Member data analysis is all about getting a crystal-clear understanding of who your members are at a detailed level through data analysis.

By investing in better data analysis techniques, your organization is committing to collecting and scrutinizing large volumes of data to paint a clear picture of each individual member (their demographics, behaviors, preferences, major life events, etc.) so smarter, targeted actions can be taken.

Using time-tested techniques to analyze member data is the key to building a rock-solid member relationship that maximizes acquisition, on-boarding and retention. In short, superior data analysis helps you:

  • Know if you have the right data to answer key action-oriented questions.
  • Draw accurate conclusions from your data.
  • Informs your decision-making process.

Follow these steps, that we’ll outline over multiple posts, and you’ll be on your way to a successful data analytics strategy where you get to know your data, the right way.

Step 1:  Listen to your data.

“Successful analytics” is all about finding patterns and anomalies across the KPIs identified as important to your credit union’s business objectives. Do not try to shape the data into the story you want it to tell. Rather, let the data do the storytelling.

Start with analyzing the “4Cs” of data analytics: Collect, Cleanse, Compute, Consume.

Collect: Eliminate silos of data by collecting data from multiple sources, both internal and external, to create a single source of truth. The Knowlton Group’s VeriCU Data Platform gets your credit union up and running with their industry-leading platform in a matter of days – not months.

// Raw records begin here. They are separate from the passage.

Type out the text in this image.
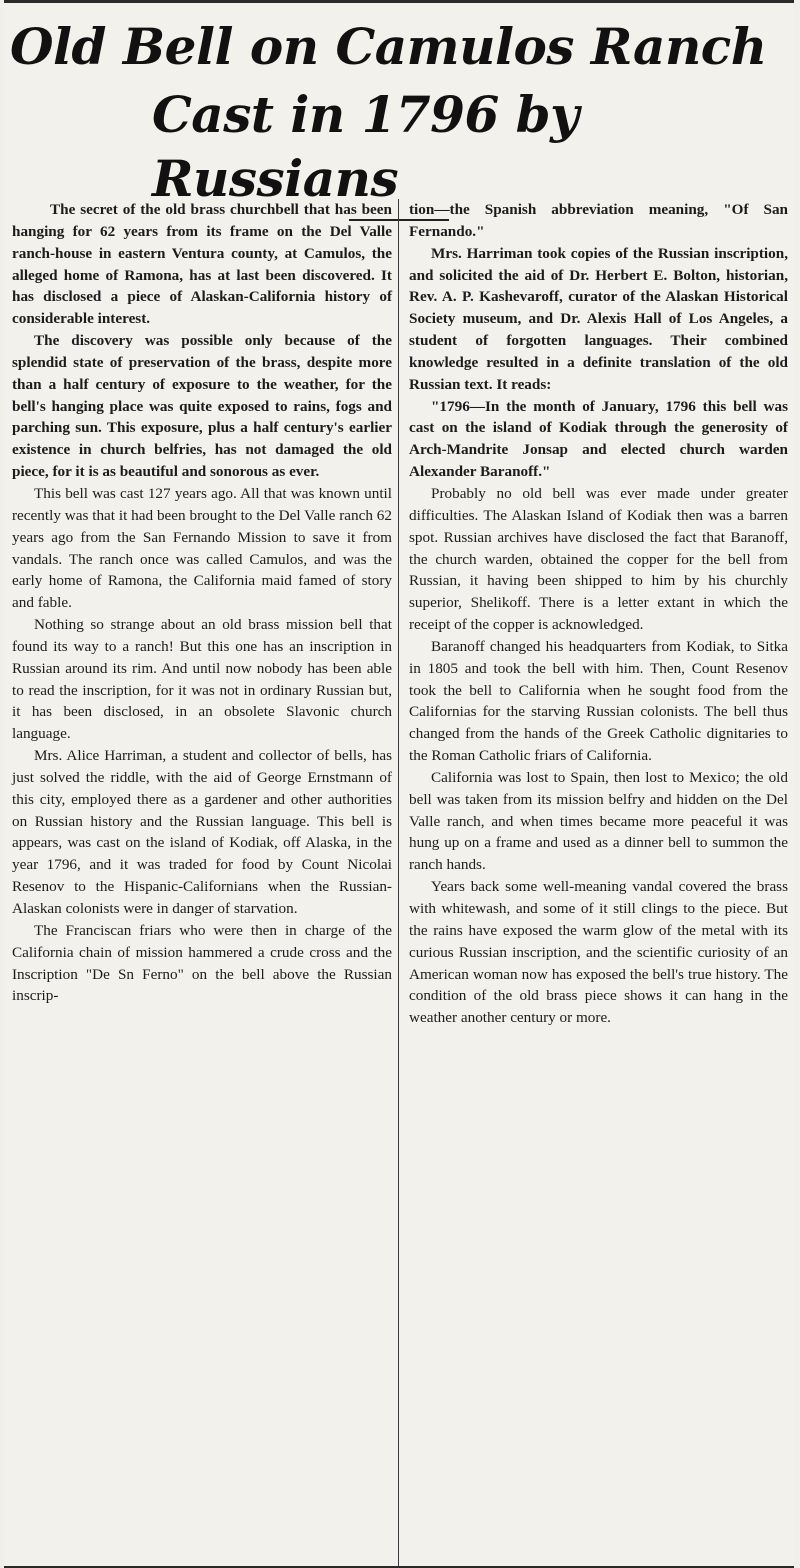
Old Bell on Camulos Ranch
Cast in 1796 by Russians

The secret of the old brass churchbell that has been hanging for 62 years from its frame on the Del Valle ranch-house in eastern Ventura county, at Camulos, the alleged home of Ramona, has at last been discovered. It has disclosed a piece of Alaskan-California history of considerable interest.

The discovery was possible only because of the splendid state of preservation of the brass, despite more than a half century of exposure to the weather, for the bell's hanging place was quite exposed to rains, fogs and parching sun. This exposure, plus a half century's earlier existence in church belfries, has not damaged the old piece, for it is as beautiful and sonorous as ever.

This bell was cast 127 years ago. All that was known until recently was that it had been brought to the Del Valle ranch 62 years ago from the San Fernando Mission to save it from vandals. The ranch once was called Camulos, and was the early home of Ramona, the California maid famed of story and fable.

Nothing so strange about an old brass mission bell that found its way to a ranch! But this one has an inscription in Russian around its rim. And until now nobody has been able to read the inscription, for it was not in ordinary Russian but, it has been disclosed, in an obsolete Slavonic church language.

Mrs. Alice Harriman, a student and collector of bells, has just solved the riddle, with the aid of George Ernstmann of this city, employed there as a gardener and other authorities on Russian history and the Russian language. This bell is appears, was cast on the island of Kodiak, off Alaska, in the year 1796, and it was traded for food by Count Nicolai Resenov to the Hispanic-Californians when the Russian-Alaskan colonists were in danger of starvation.

The Franciscan friars who were then in charge of the California chain of mission hammered a crude cross and the Inscription "De Sn Ferno" on the bell above the Russian inscrip-

tion—the Spanish abbreviation meaning, "Of San Fernando."

Mrs. Harriman took copies of the Russian inscription, and solicited the aid of Dr. Herbert E. Bolton, historian, Rev. A. P. Kashevaroff, curator of the Alaskan Historical Society museum, and Dr. Alexis Hall of Los Angeles, a student of forgotten languages. Their combined knowledge resulted in a definite translation of the old Russian text. It reads:

"1796—In the month of January, 1796 this bell was cast on the island of Kodiak through the generosity of Arch-Mandrite Jonsap and elected church warden Alexander Baranoff."

Probably no old bell was ever made under greater difficulties. The Alaskan Island of Kodiak then was a barren spot. Russian archives have disclosed the fact that Baranoff, the church warden, obtained the copper for the bell from Russian, it having been shipped to him by his churchly superior, Shelikoff. There is a letter extant in which the receipt of the copper is acknowledged.

Baranoff changed his headquarters from Kodiak, to Sitka in 1805 and took the bell with him. Then, Count Resenov took the bell to California when he sought food from the Californias for the starving Russian colonists. The bell thus changed from the hands of the Greek Catholic dignitaries to the Roman Catholic friars of California.

California was lost to Spain, then lost to Mexico; the old bell was taken from its mission belfry and hidden on the Del Valle ranch, and when times became more peaceful it was hung up on a frame and used as a dinner bell to summon the ranch hands.

Years back some well-meaning vandal covered the brass with whitewash, and some of it still clings to the piece. But the rains have exposed the warm glow of the metal with its curious Russian inscription, and the scientific curiosity of an American woman now has exposed the bell's true history. The condition of the old brass piece shows it can hang in the weather another century or more.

Cleanse: Resolve inconsistencies and maximize the accuracy of your data by cleansing, integrating, and relating to data.

Compute:  Statistically relevant data points don’t simply exist in your data system – they need to be computed in your data platform.  For example, computing an attrition likelihood based on a missed direct deposit or summing total deposits for engaged members to calculate a proxy for monthly income are valuable data points that need to be calculated to exist.

Consume: This step refers to how the information is presented and used. The output results should empower data-driven-decisions and action-lists that integrate directly to your marketing-action-platform to generate a message to a member to then implement the best call to action, timing and message.

 

Step 2: Identify the best metrics.

If you are looking to improve data analysis, a clear understanding of valuable business metrics is essential.

Vague metrics result in vague results.

Ill-defined metrics rarely align with key business goals meaning your organization is focusing on moving levers that provide no tangible value.  Clarity around what actions truly need to be improved and then identifying what metrics need to be tracked for those actions is essential.